DJ Mike says he keeps the atmosphere light and the other customers amused by tossing out a “few [verbal] jests and jabs” at the lucky man — or woman — up on stage.

“Let’s all call him an asshole,” DJ Mike screams into the microphone as Kenny takes the stage. “He’s 25 years old and he’s still a virgin!”

From his chair on stage, Kenny just smiles and laughs.

“He’s a good sport,” Mike says. A few weeks ago, however, a not-quite-so forgiving man had taken the stage, Mike remembered. “I guess he got a little pissed off with me,” he said. “In the middle of it, he ran down off the stage, made a bee-line for the DJ booth and went straight for my throat. Thank God Rocco was there then.”

Rocco and Whitey

One of four Friday night managers, Rocco looks the part of a consummate bouncer. With his army crewcut and huge upper body, Rocco is an Austrian accent away from Arnold Schwarzenegger.

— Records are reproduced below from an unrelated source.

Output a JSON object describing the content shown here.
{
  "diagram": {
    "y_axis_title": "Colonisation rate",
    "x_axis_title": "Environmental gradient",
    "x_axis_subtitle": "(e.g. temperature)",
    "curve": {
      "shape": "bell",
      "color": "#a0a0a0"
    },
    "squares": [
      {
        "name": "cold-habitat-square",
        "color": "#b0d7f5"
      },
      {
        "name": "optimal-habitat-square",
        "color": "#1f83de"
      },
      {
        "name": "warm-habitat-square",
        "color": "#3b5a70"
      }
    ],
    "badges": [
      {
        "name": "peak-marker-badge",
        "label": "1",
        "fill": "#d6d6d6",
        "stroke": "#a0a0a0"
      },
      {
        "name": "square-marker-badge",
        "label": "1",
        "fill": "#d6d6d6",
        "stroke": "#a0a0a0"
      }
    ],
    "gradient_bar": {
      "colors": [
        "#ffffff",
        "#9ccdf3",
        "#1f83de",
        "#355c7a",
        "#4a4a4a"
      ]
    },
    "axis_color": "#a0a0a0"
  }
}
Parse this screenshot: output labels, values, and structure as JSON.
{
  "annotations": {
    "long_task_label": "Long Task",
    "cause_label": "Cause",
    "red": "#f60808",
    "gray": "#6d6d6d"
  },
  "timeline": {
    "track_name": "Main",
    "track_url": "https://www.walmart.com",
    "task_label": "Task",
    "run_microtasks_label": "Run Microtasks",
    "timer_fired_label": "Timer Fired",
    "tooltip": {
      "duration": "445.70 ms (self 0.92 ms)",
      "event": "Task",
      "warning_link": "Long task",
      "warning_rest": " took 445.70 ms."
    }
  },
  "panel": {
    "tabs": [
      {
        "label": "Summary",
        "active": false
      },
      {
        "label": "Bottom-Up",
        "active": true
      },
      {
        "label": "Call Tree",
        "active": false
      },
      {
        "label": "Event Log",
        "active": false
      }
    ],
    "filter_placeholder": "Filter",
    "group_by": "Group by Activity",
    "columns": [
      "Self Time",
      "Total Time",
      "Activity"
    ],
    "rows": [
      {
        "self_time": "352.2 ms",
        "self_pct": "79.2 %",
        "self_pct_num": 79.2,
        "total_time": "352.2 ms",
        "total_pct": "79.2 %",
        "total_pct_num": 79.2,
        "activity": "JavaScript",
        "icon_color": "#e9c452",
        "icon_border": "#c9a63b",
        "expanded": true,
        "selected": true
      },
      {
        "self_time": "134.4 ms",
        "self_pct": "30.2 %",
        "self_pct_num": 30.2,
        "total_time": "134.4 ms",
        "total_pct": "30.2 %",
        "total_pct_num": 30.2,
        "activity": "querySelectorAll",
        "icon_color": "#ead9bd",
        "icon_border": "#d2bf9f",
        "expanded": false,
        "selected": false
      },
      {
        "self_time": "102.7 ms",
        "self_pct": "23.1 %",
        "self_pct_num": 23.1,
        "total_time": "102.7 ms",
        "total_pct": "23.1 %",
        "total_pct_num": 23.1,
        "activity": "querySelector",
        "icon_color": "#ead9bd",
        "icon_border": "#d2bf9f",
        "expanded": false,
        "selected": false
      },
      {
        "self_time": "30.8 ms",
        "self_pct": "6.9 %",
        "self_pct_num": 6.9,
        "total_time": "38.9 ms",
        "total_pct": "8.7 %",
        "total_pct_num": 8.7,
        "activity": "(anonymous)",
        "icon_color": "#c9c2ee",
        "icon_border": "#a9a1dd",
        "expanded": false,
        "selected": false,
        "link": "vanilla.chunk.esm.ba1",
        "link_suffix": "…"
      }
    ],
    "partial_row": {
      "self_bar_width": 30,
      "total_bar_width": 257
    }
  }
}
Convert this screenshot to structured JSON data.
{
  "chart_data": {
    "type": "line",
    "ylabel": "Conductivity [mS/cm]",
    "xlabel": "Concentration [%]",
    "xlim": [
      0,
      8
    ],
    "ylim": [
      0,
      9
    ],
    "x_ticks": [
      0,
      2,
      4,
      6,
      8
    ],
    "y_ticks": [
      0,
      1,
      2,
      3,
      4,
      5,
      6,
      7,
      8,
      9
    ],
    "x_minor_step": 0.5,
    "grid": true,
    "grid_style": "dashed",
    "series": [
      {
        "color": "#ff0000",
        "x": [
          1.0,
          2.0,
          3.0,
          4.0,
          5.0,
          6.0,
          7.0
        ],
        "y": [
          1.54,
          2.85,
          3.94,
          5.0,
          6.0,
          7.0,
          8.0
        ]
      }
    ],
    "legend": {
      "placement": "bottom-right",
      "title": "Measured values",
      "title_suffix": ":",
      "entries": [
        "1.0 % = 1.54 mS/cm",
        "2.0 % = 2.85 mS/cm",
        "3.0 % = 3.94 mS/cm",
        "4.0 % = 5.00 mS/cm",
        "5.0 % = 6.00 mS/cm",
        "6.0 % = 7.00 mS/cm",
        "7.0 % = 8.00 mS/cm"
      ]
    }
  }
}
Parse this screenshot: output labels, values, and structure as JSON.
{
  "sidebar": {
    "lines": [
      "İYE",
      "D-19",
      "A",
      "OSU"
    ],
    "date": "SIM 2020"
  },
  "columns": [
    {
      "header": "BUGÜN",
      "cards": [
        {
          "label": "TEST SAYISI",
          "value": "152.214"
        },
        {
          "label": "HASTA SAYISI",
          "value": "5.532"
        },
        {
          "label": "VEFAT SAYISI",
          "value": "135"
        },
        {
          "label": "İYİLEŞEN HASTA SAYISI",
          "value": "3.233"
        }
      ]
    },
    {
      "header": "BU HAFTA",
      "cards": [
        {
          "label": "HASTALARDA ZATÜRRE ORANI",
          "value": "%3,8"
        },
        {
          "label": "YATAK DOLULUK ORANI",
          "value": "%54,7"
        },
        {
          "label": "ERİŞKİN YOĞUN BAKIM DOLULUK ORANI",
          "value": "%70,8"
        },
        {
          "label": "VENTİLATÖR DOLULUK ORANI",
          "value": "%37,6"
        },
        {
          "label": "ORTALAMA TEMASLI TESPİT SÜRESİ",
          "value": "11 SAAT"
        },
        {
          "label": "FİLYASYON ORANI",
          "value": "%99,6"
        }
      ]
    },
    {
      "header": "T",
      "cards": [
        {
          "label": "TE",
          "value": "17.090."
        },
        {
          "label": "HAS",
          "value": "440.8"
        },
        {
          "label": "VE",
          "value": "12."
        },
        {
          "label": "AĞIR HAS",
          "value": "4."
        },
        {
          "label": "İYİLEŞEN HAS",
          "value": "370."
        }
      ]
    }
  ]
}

“He doesn’t talk a whole lot,” his sidekick, Whitey, says. “But he gets the job done.”

Like Frank, Rocco is wearing a long-sleeved white tee-shirt with a red letter “C” on it — standard apparel for the five or six Catwalk employees who need it.

Because the club does not sell alcohol, Rocco says, bouncing at the Catwalk is not as hard as it might be other places.

“We don’t have a lot of problems,” he says. “But every once in a while somebody gets tanked up before they come here. That’s when it gets sticky.”

“I had to drag some guy out last weekend and open the door with his face,” he says quietly as he shuffles his feet against the floor and looks down at the ground. “That doesn’t happen often, but it happens.”

Whitey, 20, commutes from North Haven to work as the club’s “bar back.”

“I basically make sure people pay for their two drink [minimum purchase at the club] and I do whatever Rocco and Frank tell me to do,” he says.

But the Catwalk is still an “ideal” place to work, Whitey explains as he giggles a little bit.

“What’s great about working here? Look around,” he says. “The music is great, I get to bulls— with people and work with nice people. And then of course there’s the scenery. Nothing could be better.”

Outside of the Catwalk Club, the drizzle has slowed like the traffic through the doors, and exiting patrons cast long shadows down the street. Gabby emerges from the service entrance covering her head with a copy of Xtreme, a guide to local adult entertainment. A red Nissan Sentra with a rosary hanging on the rearview mirror idles outside the club, and a New Haven police officer brings Frank a Styrofoam cup of tea from Dunkin Donuts. Frank throws a last nod out the window and turns back to stamping hands.